Tata Sons' Board ousted Mistry Oct. 24 as its chairman and appointed Ratan Tata as the interim chairman. 

However, Mistry still remains as a director on the board of the holding arm of the $100 billion-plus group.

Tata Trusts hold a 66 percent stake in the holding company of the Tata Group, whereas Mistry's family holds just over 18 percent.

The petitioners have sought an injunction against the proposed EGM which is said to have been called Feb. 6, 2017. 

The petition alleged that the company has violated NCLT's order, which was dated Dec. 22, 2016, as it called for an EGM by issuing a special notice Jan. 3, 2017.

Tata Sons responded by saying, "There is no contempt. We will make our submissions to the NCLT."

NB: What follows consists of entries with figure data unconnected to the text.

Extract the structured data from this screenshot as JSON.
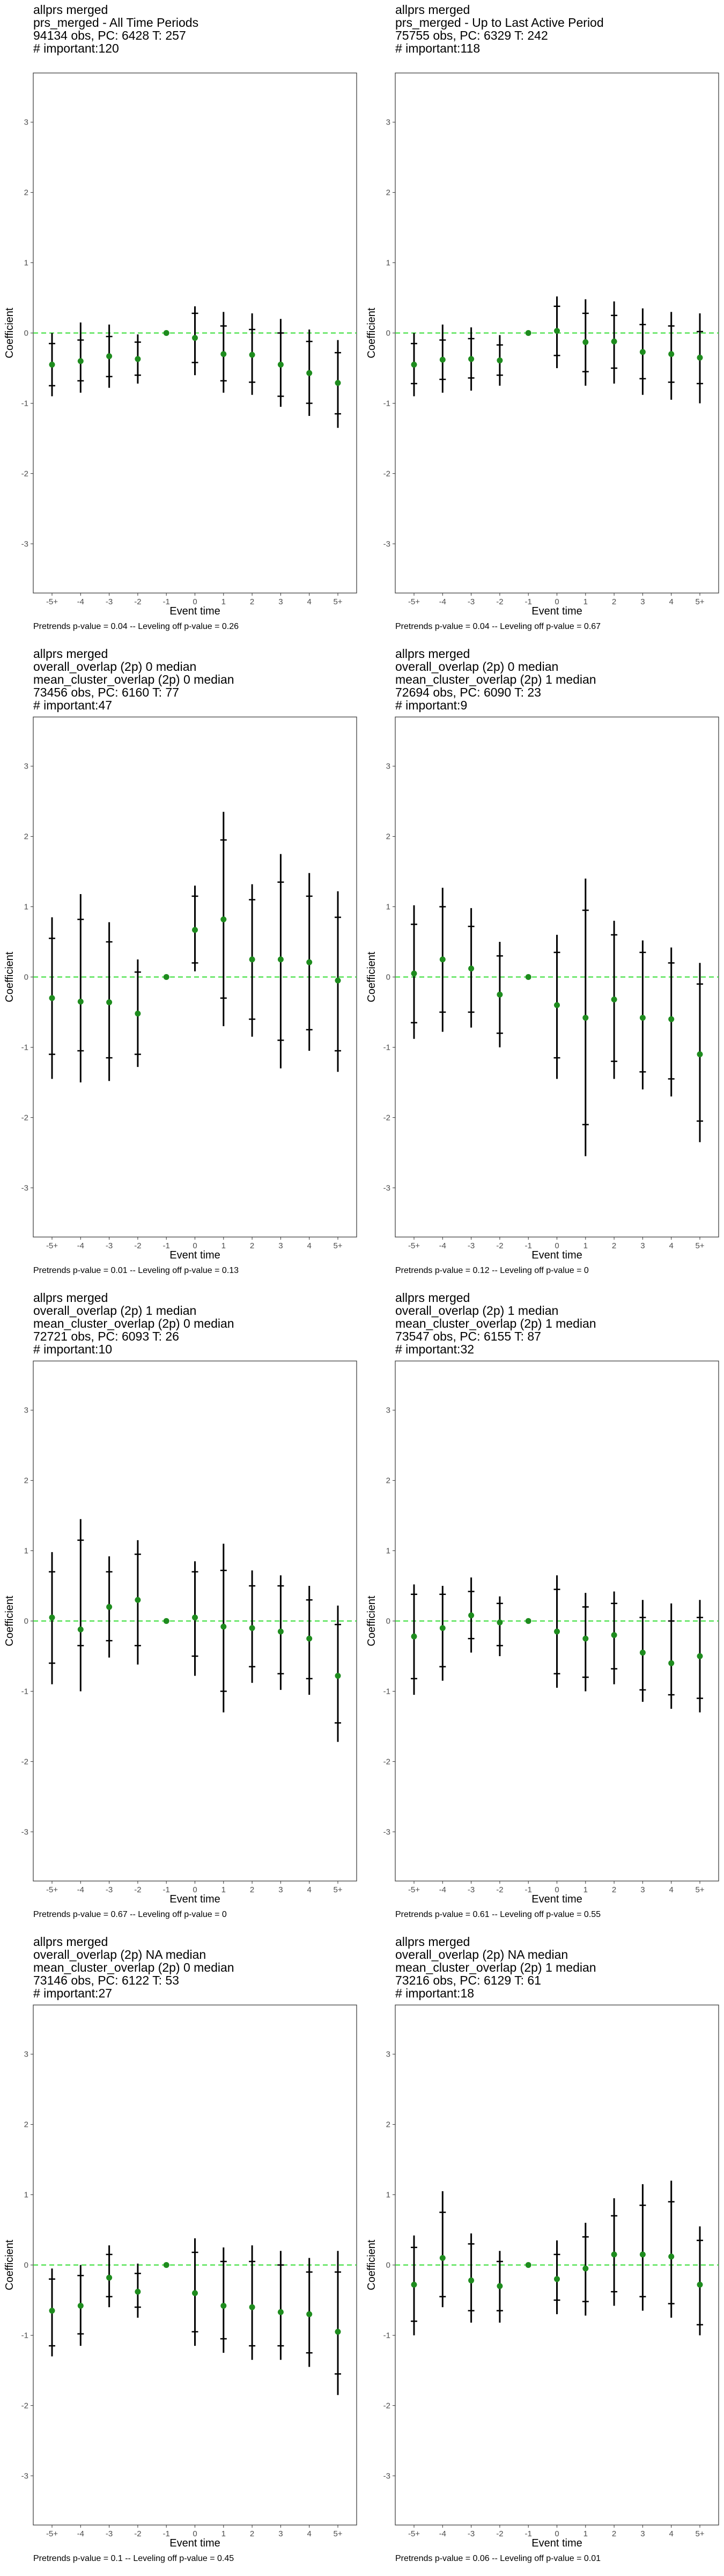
{
  "chart_data": [
    {
      "type": "scatter",
      "title_lines": [
        "allprs merged",
        "prs_merged - All Time Periods",
        "94134 obs, PC: 6428 T: 257",
        "# important:120"
      ],
      "xlabel": "Event time",
      "ylabel": "Coefficient",
      "categories": [
        "-5+",
        "-4",
        "-3",
        "-2",
        "-1",
        "0",
        "1",
        "2",
        "3",
        "4",
        "5+"
      ],
      "ylim": [
        -3.7,
        3.7
      ],
      "yticks": [
        -3,
        -2,
        -1,
        0,
        1,
        2,
        3
      ],
      "reference_line": 0,
      "footer": "Pretrends p-value = 0.04 -- Leveling off p-value = 0.26",
      "estimate": [
        -0.45,
        -0.4,
        -0.33,
        -0.37,
        0,
        -0.07,
        -0.3,
        -0.31,
        -0.45,
        -0.57,
        -0.71
      ],
      "ci_outer": [
        [
          -0.9,
          0.0
        ],
        [
          -0.85,
          0.15
        ],
        [
          -0.78,
          0.12
        ],
        [
          -0.72,
          -0.02
        ],
        [
          0,
          0
        ],
        [
          -0.6,
          0.38
        ],
        [
          -0.85,
          0.3
        ],
        [
          -0.88,
          0.28
        ],
        [
          -1.05,
          0.2
        ],
        [
          -1.18,
          0.05
        ],
        [
          -1.35,
          -0.1
        ]
      ],
      "ci_inner": [
        [
          -0.75,
          -0.15
        ],
        [
          -0.68,
          -0.1
        ],
        [
          -0.62,
          -0.05
        ],
        [
          -0.6,
          -0.13
        ],
        [
          0,
          0
        ],
        [
          -0.42,
          0.28
        ],
        [
          -0.68,
          0.1
        ],
        [
          -0.7,
          0.05
        ],
        [
          -0.9,
          0.0
        ],
        [
          -1.0,
          -0.12
        ],
        [
          -1.15,
          -0.28
        ]
      ]
    },
    {
      "type": "scatter",
      "title_lines": [
        "allprs merged",
        "prs_merged - Up to Last Active Period",
        "75755 obs, PC: 6329 T: 242",
        "# important:118"
      ],
      "xlabel": "Event time",
      "ylabel": "Coefficient",
      "categories": [
        "-5+",
        "-4",
        "-3",
        "-2",
        "-1",
        "0",
        "1",
        "2",
        "3",
        "4",
        "5+"
      ],
      "ylim": [
        -3.7,
        3.7
      ],
      "yticks": [
        -3,
        -2,
        -1,
        0,
        1,
        2,
        3
      ],
      "reference_line": 0,
      "footer": "Pretrends p-value = 0.04 -- Leveling off p-value = 0.67",
      "estimate": [
        -0.45,
        -0.38,
        -0.37,
        -0.39,
        0,
        0.03,
        -0.13,
        -0.12,
        -0.27,
        -0.3,
        -0.35
      ],
      "ci_outer": [
        [
          -0.9,
          0.0
        ],
        [
          -0.85,
          0.12
        ],
        [
          -0.82,
          0.08
        ],
        [
          -0.75,
          -0.03
        ],
        [
          0,
          0
        ],
        [
          -0.5,
          0.52
        ],
        [
          -0.75,
          0.48
        ],
        [
          -0.72,
          0.45
        ],
        [
          -0.88,
          0.35
        ],
        [
          -0.95,
          0.3
        ],
        [
          -1.0,
          0.28
        ]
      ],
      "ci_inner": [
        [
          -0.72,
          -0.15
        ],
        [
          -0.66,
          -0.1
        ],
        [
          -0.64,
          -0.08
        ],
        [
          -0.6,
          -0.17
        ],
        [
          0,
          0
        ],
        [
          -0.32,
          0.38
        ],
        [
          -0.55,
          0.28
        ],
        [
          -0.5,
          0.25
        ],
        [
          -0.65,
          0.12
        ],
        [
          -0.7,
          0.1
        ],
        [
          -0.72,
          0.02
        ]
      ]
    },
    {
      "type": "scatter",
      "title_lines": [
        "allprs merged",
        "overall_overlap (2p) 0 median",
        "mean_cluster_overlap (2p) 0 median",
        "73456 obs, PC: 6160 T: 77",
        "# important:47"
      ],
      "xlabel": "Event time",
      "ylabel": "Coefficient",
      "categories": [
        "-5+",
        "-4",
        "-3",
        "-2",
        "-1",
        "0",
        "1",
        "2",
        "3",
        "4",
        "5+"
      ],
      "ylim": [
        -3.7,
        3.7
      ],
      "yticks": [
        -3,
        -2,
        -1,
        0,
        1,
        2,
        3
      ],
      "reference_line": 0,
      "footer": "Pretrends p-value = 0.01 -- Leveling off p-value = 0.13",
      "estimate": [
        -0.3,
        -0.35,
        -0.36,
        -0.52,
        0,
        0.67,
        0.82,
        0.25,
        0.25,
        0.21,
        -0.05
      ],
      "ci_outer": [
        [
          -1.45,
          0.85
        ],
        [
          -1.5,
          1.18
        ],
        [
          -1.48,
          0.78
        ],
        [
          -1.28,
          0.25
        ],
        [
          0,
          0
        ],
        [
          0.08,
          1.3
        ],
        [
          -0.7,
          2.35
        ],
        [
          -0.85,
          1.32
        ],
        [
          -1.3,
          1.75
        ],
        [
          -1.05,
          1.48
        ],
        [
          -1.35,
          1.22
        ]
      ],
      "ci_inner": [
        [
          -1.1,
          0.55
        ],
        [
          -1.05,
          0.82
        ],
        [
          -1.15,
          0.5
        ],
        [
          -1.1,
          0.07
        ],
        [
          0,
          0
        ],
        [
          0.2,
          1.15
        ],
        [
          -0.3,
          1.95
        ],
        [
          -0.6,
          1.1
        ],
        [
          -0.9,
          1.35
        ],
        [
          -0.75,
          1.15
        ],
        [
          -1.05,
          0.85
        ]
      ]
    },
    {
      "type": "scatter",
      "title_lines": [
        "allprs merged",
        "overall_overlap (2p) 0 median",
        "mean_cluster_overlap (2p) 1 median",
        "72694 obs, PC: 6090 T: 23",
        "# important:9"
      ],
      "xlabel": "Event time",
      "ylabel": "Coefficient",
      "categories": [
        "-5+",
        "-4",
        "-3",
        "-2",
        "-1",
        "0",
        "1",
        "2",
        "3",
        "4",
        "5+"
      ],
      "ylim": [
        -3.7,
        3.7
      ],
      "yticks": [
        -3,
        -2,
        -1,
        0,
        1,
        2,
        3
      ],
      "reference_line": 0,
      "footer": "Pretrends p-value = 0.12 -- Leveling off p-value = 0",
      "estimate": [
        0.05,
        0.25,
        0.12,
        -0.25,
        0,
        -0.4,
        -0.58,
        -0.32,
        -0.58,
        -0.6,
        -1.1
      ],
      "ci_outer": [
        [
          -0.88,
          1.02
        ],
        [
          -0.78,
          1.27
        ],
        [
          -0.72,
          0.98
        ],
        [
          -1.0,
          0.5
        ],
        [
          0,
          0
        ],
        [
          -1.45,
          0.6
        ],
        [
          -2.55,
          1.4
        ],
        [
          -1.45,
          0.8
        ],
        [
          -1.6,
          0.52
        ],
        [
          -1.7,
          0.42
        ],
        [
          -2.35,
          0.2
        ]
      ],
      "ci_inner": [
        [
          -0.65,
          0.75
        ],
        [
          -0.5,
          1.0
        ],
        [
          -0.5,
          0.72
        ],
        [
          -0.8,
          0.3
        ],
        [
          0,
          0
        ],
        [
          -1.15,
          0.35
        ],
        [
          -2.1,
          0.95
        ],
        [
          -1.2,
          0.6
        ],
        [
          -1.35,
          0.35
        ],
        [
          -1.45,
          0.2
        ],
        [
          -2.05,
          -0.1
        ]
      ]
    },
    {
      "type": "scatter",
      "title_lines": [
        "allprs merged",
        "overall_overlap (2p) 1 median",
        "mean_cluster_overlap (2p) 0 median",
        "72721 obs, PC: 6093 T: 26",
        "# important:10"
      ],
      "xlabel": "Event time",
      "ylabel": "Coefficient",
      "categories": [
        "-5+",
        "-4",
        "-3",
        "-2",
        "-1",
        "0",
        "1",
        "2",
        "3",
        "4",
        "5+"
      ],
      "ylim": [
        -3.7,
        3.7
      ],
      "yticks": [
        -3,
        -2,
        -1,
        0,
        1,
        2,
        3
      ],
      "reference_line": 0,
      "footer": "Pretrends p-value = 0.67 -- Leveling off p-value = 0",
      "estimate": [
        0.05,
        -0.12,
        0.2,
        0.3,
        0,
        0.05,
        -0.08,
        -0.1,
        -0.15,
        -0.25,
        -0.78
      ],
      "ci_outer": [
        [
          -0.9,
          0.98
        ],
        [
          -1.0,
          1.45
        ],
        [
          -0.52,
          0.92
        ],
        [
          -0.62,
          1.15
        ],
        [
          0,
          0
        ],
        [
          -0.78,
          0.85
        ],
        [
          -1.3,
          1.1
        ],
        [
          -0.88,
          0.72
        ],
        [
          -0.98,
          0.65
        ],
        [
          -1.05,
          0.5
        ],
        [
          -1.72,
          0.22
        ]
      ],
      "ci_inner": [
        [
          -0.6,
          0.7
        ],
        [
          -0.35,
          1.15
        ],
        [
          -0.28,
          0.7
        ],
        [
          -0.35,
          0.95
        ],
        [
          0,
          0
        ],
        [
          -0.5,
          0.7
        ],
        [
          -1.0,
          0.72
        ],
        [
          -0.65,
          0.5
        ],
        [
          -0.75,
          0.5
        ],
        [
          -0.82,
          0.3
        ],
        [
          -1.45,
          -0.05
        ]
      ]
    },
    {
      "type": "scatter",
      "title_lines": [
        "allprs merged",
        "overall_overlap (2p) 1 median",
        "mean_cluster_overlap (2p) 1 median",
        "73547 obs, PC: 6155 T: 87",
        "# important:32"
      ],
      "xlabel": "Event time",
      "ylabel": "Coefficient",
      "categories": [
        "-5+",
        "-4",
        "-3",
        "-2",
        "-1",
        "0",
        "1",
        "2",
        "3",
        "4",
        "5+"
      ],
      "ylim": [
        -3.7,
        3.7
      ],
      "yticks": [
        -3,
        -2,
        -1,
        0,
        1,
        2,
        3
      ],
      "reference_line": 0,
      "footer": "Pretrends p-value = 0.61 -- Leveling off p-value = 0.55",
      "estimate": [
        -0.22,
        -0.1,
        0.08,
        -0.02,
        0,
        -0.15,
        -0.25,
        -0.2,
        -0.45,
        -0.6,
        -0.5
      ],
      "ci_outer": [
        [
          -1.05,
          0.52
        ],
        [
          -0.85,
          0.5
        ],
        [
          -0.45,
          0.62
        ],
        [
          -0.5,
          0.35
        ],
        [
          0,
          0
        ],
        [
          -0.95,
          0.65
        ],
        [
          -1.0,
          0.4
        ],
        [
          -0.9,
          0.42
        ],
        [
          -1.15,
          0.3
        ],
        [
          -1.25,
          0.25
        ],
        [
          -1.3,
          0.3
        ]
      ],
      "ci_inner": [
        [
          -0.82,
          0.38
        ],
        [
          -0.65,
          0.38
        ],
        [
          -0.25,
          0.42
        ],
        [
          -0.35,
          0.25
        ],
        [
          0,
          0
        ],
        [
          -0.75,
          0.45
        ],
        [
          -0.8,
          0.2
        ],
        [
          -0.68,
          0.25
        ],
        [
          -0.98,
          0.05
        ],
        [
          -1.05,
          0.0
        ],
        [
          -1.1,
          0.05
        ]
      ]
    },
    {
      "type": "scatter",
      "title_lines": [
        "allprs merged",
        "overall_overlap (2p) NA median",
        "mean_cluster_overlap (2p) 0 median",
        "73146 obs, PC: 6122 T: 53",
        "# important:27"
      ],
      "xlabel": "Event time",
      "ylabel": "Coefficient",
      "categories": [
        "-5+",
        "-4",
        "-3",
        "-2",
        "-1",
        "0",
        "1",
        "2",
        "3",
        "4",
        "5+"
      ],
      "ylim": [
        -3.7,
        3.7
      ],
      "yticks": [
        -3,
        -2,
        -1,
        0,
        1,
        2,
        3
      ],
      "reference_line": 0,
      "footer": "Pretrends p-value = 0.1 -- Leveling off p-value = 0.45",
      "estimate": [
        -0.65,
        -0.58,
        -0.18,
        -0.38,
        0,
        -0.4,
        -0.58,
        -0.6,
        -0.67,
        -0.7,
        -0.95
      ],
      "ci_outer": [
        [
          -1.3,
          -0.05
        ],
        [
          -1.15,
          0.0
        ],
        [
          -0.6,
          0.28
        ],
        [
          -0.75,
          0.02
        ],
        [
          0,
          0
        ],
        [
          -1.15,
          0.38
        ],
        [
          -1.25,
          0.25
        ],
        [
          -1.35,
          0.28
        ],
        [
          -1.35,
          0.2
        ],
        [
          -1.45,
          0.1
        ],
        [
          -1.85,
          0.2
        ]
      ],
      "ci_inner": [
        [
          -1.15,
          -0.2
        ],
        [
          -0.98,
          -0.15
        ],
        [
          -0.45,
          0.15
        ],
        [
          -0.6,
          -0.12
        ],
        [
          0,
          0
        ],
        [
          -0.95,
          0.18
        ],
        [
          -1.05,
          0.05
        ],
        [
          -1.15,
          0.05
        ],
        [
          -1.15,
          0.0
        ],
        [
          -1.25,
          -0.1
        ],
        [
          -1.55,
          -0.1
        ]
      ]
    },
    {
      "type": "scatter",
      "title_lines": [
        "allprs merged",
        "overall_overlap (2p) NA median",
        "mean_cluster_overlap (2p) 1 median",
        "73216 obs, PC: 6129 T: 61",
        "# important:18"
      ],
      "xlabel": "Event time",
      "ylabel": "Coefficient",
      "categories": [
        "-5+",
        "-4",
        "-3",
        "-2",
        "-1",
        "0",
        "1",
        "2",
        "3",
        "4",
        "5+"
      ],
      "ylim": [
        -3.7,
        3.7
      ],
      "yticks": [
        -3,
        -2,
        -1,
        0,
        1,
        2,
        3
      ],
      "reference_line": 0,
      "footer": "Pretrends p-value = 0.06 -- Leveling off p-value = 0.01",
      "estimate": [
        -0.28,
        0.1,
        -0.22,
        -0.3,
        0,
        -0.2,
        -0.05,
        0.15,
        0.15,
        0.12,
        -0.28
      ],
      "ci_outer": [
        [
          -1.0,
          0.42
        ],
        [
          -0.6,
          1.05
        ],
        [
          -0.82,
          0.45
        ],
        [
          -0.82,
          0.2
        ],
        [
          0,
          0
        ],
        [
          -0.7,
          0.35
        ],
        [
          -0.72,
          0.6
        ],
        [
          -0.58,
          0.95
        ],
        [
          -0.65,
          1.15
        ],
        [
          -0.75,
          1.2
        ],
        [
          -1.0,
          0.55
        ]
      ],
      "ci_inner": [
        [
          -0.8,
          0.25
        ],
        [
          -0.45,
          0.75
        ],
        [
          -0.65,
          0.3
        ],
        [
          -0.65,
          0.05
        ],
        [
          0,
          0
        ],
        [
          -0.5,
          0.15
        ],
        [
          -0.52,
          0.4
        ],
        [
          -0.38,
          0.7
        ],
        [
          -0.45,
          0.85
        ],
        [
          -0.55,
          0.9
        ],
        [
          -0.85,
          0.35
        ]
      ]
    }
  ]
}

The development comes days after Tata Sons filed an affidavit comprised of over 200 pages with the NCLT.

The affidavit, among other things, alleged that Mistry had under-performed as the chairman of Tata Sons, which led to a decline in dividend payments to Tata Trusts. 

The affidavit also pointed out that the board of Tata Sons had lost confidence in Mistry.

Earlier, Tata Sons had been served with a petition filed before the NCLT by Mistry's investment companies under Sections 241 and 242 of the Companies Act.

On Dec. 22, Tata Sons said the NCLT has not granted any interim relief to its ousted chairman.

Tata Sons also served a legal notice to Mistry alleging a breach of confidentiality by passing on sensitive information to his family-controlled companies. 

However, no damages were sought.

The holding company of the industrial conglomerate had filed a petition before the NCLT for an alleged "breach of confidentiality obligation by a director.”